= Vladimír Klokočka =

Czech lawyer, legal expert and politician

Vladimír Klokočka (23 April 1929 – 19 October 2009) was a Czech lawyer, legal expert and politician. He was a signatory to the Charter 77 manifesto, which criticized the Czechoslovak Communist government for not implementing basic human rights provisions.

Born in Prague in 1929, Klokočka graduated from the Faculty of Law at Charles University in Prague. He worked as a lecturer following his graduation from Charles University.

In the spring of 1968, Klokočka became a deputy in the Czech National Council, the Czech lower house within Czechoslovakia during the height of the Prague Spring reform period. He also became the dean of the Faculty of Law in Brno, where he drafted new election laws for Czechoslovakia. However, in August 1968 Soviet and other Warsaw Pact forces invaded Czechoslovakia and crushed the liberalization movement. Klokočka was removed from public office and his academic positions at the university.

Klokočka took a job with an insurance company following his removal. However, he was fired from the company once he joined with other Czechoslovak professionals and dissidents to sign the Charter 77 manifesto. Under threat of political persecution, Klokočka fled the country and settled in exile in Munich, West Germany. He was able to obtain a position on the faculty of the Ludwig-Maximilians-Universität München (LMU).
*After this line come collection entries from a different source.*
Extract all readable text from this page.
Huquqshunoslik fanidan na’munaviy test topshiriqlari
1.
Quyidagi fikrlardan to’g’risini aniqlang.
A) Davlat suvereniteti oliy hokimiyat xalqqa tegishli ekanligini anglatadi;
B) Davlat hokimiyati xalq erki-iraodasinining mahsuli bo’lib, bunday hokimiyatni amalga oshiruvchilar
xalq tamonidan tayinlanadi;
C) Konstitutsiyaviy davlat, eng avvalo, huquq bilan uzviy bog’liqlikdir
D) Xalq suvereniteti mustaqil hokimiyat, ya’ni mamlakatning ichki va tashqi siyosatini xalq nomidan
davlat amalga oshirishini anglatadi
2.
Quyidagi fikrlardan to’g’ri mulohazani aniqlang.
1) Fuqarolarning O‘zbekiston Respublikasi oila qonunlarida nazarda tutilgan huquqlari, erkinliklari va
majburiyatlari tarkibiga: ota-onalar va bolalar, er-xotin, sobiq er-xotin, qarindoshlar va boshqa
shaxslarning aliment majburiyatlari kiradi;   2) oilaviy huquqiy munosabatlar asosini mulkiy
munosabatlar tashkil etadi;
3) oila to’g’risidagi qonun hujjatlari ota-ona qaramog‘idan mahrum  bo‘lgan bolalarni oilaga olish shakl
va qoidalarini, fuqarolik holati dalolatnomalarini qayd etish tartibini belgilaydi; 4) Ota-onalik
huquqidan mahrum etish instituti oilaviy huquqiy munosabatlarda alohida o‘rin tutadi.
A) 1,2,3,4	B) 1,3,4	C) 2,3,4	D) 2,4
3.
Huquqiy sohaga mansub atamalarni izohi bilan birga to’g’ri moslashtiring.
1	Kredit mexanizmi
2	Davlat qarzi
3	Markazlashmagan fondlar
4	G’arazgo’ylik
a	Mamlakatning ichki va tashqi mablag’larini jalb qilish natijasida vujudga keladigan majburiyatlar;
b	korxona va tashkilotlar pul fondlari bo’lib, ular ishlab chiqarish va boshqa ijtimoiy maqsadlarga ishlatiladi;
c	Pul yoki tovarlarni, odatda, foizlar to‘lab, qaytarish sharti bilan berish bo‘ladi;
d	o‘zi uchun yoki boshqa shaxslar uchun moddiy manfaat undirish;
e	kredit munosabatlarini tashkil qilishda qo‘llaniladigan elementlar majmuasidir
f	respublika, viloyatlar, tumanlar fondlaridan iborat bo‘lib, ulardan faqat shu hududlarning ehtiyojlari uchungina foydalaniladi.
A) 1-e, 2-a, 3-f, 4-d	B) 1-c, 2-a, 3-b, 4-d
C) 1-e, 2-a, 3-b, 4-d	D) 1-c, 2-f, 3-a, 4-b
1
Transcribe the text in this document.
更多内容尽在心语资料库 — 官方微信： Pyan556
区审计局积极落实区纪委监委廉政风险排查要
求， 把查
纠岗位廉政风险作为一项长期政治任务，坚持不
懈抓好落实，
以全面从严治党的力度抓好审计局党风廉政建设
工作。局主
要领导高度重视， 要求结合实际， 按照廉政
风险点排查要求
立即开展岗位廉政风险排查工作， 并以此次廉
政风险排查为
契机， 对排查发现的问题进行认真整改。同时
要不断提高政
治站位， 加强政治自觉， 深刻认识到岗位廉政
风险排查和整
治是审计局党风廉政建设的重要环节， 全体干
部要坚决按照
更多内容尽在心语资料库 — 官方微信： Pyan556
He returned from exile to Czechoslovakia in 1990, following the collapse of the Communist Czechoslovak government in November 1989 during the Velvet Revolution. Following the dissolution of Czechoslovakia, Klokočka worked for the Constitutional Court for ten years, from 1993 until 2003. The focus of much of his work dealt with resolving disputes between Czech political parties and election legislation. Klokočka wrote a number of books and articles after his departure from the Constitutional Court in 1993. He received an honorary doctorate from Masaryk University.

Vladimír Klokočka died on 19 October 2009 at the age of 80.